高さ160m、地下5階・地上37階建ての複合タワーが誕生
目黒区が都市計画手続きを進めている「中目黒駅前北地区」は、山手通りと目黒川、そして中目黒駅に挟まれた約0.6haの区域です。現在は老朽化した旧耐震基準の建物が約4割を占め、細い路地が密集していることから、防災や交通安全の面で課題を抱えています。
計画では、これらの課題を解決するため、地下5階・地上37階建て、高さ約160mの複合ビルを建設します。建物は低層部に商業施設や生活支援施設が入り、中高層部には約260戸の住宅が整備される予定です。駅前の土地を高度に利用し、新たな定住人口の確保と都市機能の更新を図ります。

歩行者ファーストの空間と目黒川沿いの広場整備
この再開発の大きな目玉は、敷地面積の約6割(約2,230平方メートル)を占めるという広場や歩道状空地の整備です。目黒川沿いには、地上広場や大階段、2F・3Fテラス広場など豊かなオープンスペースが設けられます。
春の桜の開花時期には、目黒川沿いは大変な混雑となりますが、これらの広場が整備されることで、安全で快適な歩行者空間が確保され、オーバーツーリズム対策としても機能することが期待されています。また、水害時の浸水想定深さ(T.P.10.3m)より高い位置に広場を設けるなど、災害時には帰宅困難者の一時退避場所としての役割も担う計画です。

東急線ユーザーから見た再開発の影響と交通動線の変化
本事業には、事業協力者として丸紅都市開発株式会社とともに、東急株式会社が参画しています。中目黒駅は東急東横線と東京メトロ日比谷線が乗り入れる交通の要衝です。
計画では、駅の鉄道高架に沿った道路(区道B-40号線)が自転車歩行者専用化、または歩行者専用化され、敷地内を貫通する歩行者用通路も新設されます。現在、駅周辺では歩行者と車両が交錯して危険な箇所もありますが、この歩車分離によって駅からの回遊性が劇的に向上し、より安全に駅周辺を歩けるようになります。

都市更新と住民感情のバランス
市街地再開発事業は、街の利便性や防災性を飛躍的に高める一方で、従来の街並みが失われることへの懸念も伴います。
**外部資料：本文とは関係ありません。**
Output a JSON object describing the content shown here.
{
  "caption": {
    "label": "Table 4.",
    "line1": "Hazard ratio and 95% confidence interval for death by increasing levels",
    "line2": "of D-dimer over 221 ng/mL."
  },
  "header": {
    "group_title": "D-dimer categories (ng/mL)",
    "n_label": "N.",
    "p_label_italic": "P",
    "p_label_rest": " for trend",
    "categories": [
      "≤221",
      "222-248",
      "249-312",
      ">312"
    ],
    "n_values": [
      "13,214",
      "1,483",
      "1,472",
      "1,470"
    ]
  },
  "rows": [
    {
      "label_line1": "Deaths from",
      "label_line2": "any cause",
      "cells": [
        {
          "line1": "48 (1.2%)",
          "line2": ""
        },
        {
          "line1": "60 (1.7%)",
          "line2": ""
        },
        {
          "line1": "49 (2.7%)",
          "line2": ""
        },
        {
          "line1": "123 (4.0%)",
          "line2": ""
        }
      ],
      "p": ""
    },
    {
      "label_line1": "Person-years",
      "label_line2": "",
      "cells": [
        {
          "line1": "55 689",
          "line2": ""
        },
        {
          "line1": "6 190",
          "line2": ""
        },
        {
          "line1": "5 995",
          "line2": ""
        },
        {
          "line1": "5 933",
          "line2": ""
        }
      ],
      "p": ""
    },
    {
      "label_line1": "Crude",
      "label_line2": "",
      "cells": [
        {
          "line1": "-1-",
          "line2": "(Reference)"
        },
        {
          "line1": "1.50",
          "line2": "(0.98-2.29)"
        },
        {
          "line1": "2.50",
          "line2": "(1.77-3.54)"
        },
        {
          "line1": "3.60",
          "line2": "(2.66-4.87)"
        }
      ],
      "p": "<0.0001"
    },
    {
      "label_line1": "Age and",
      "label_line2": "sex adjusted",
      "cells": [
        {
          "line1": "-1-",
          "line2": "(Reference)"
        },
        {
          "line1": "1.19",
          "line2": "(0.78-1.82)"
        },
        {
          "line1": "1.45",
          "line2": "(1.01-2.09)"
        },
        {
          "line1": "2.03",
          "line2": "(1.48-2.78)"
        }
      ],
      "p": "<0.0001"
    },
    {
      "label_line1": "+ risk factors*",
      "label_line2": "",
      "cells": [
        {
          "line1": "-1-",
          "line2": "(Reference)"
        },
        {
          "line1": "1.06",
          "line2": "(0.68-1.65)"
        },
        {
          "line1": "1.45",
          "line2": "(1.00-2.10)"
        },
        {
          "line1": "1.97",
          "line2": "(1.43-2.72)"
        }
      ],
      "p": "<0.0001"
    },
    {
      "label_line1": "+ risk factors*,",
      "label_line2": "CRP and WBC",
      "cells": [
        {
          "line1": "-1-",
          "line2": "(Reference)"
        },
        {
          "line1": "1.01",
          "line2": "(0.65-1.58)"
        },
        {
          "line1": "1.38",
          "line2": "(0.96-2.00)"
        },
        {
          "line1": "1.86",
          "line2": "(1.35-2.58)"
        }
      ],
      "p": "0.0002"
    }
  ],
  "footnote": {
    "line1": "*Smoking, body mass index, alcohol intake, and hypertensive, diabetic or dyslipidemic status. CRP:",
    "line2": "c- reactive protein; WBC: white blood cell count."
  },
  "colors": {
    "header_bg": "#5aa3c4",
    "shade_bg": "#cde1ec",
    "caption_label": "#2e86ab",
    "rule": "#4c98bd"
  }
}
目黒区に寄せられた意見書や説明会の記録によれば、地域住民からは160mという高さやビル風、長期間の工事に対する慎重な意見や、現状の「中目黒らしさ」が失われることへの懸念の声も上がっています。
行政や準備組合がどのように対話を重ね、自然との共生やヒューマンスケールに配慮した設計に落とし込んでいくかが成功の鍵となります。単にビルが建つだけでなく、中目黒らしい「路地的な魅力」と「最新の都市機能」がどう融合し、駅利用者の利便性がどう向上するのか、今後の進捗に引き続き注目していきます。
読者の皆さんは、生まれ変わる中目黒駅前にどのような期待を寄せますか?どのように変わっていくのか目が離せません。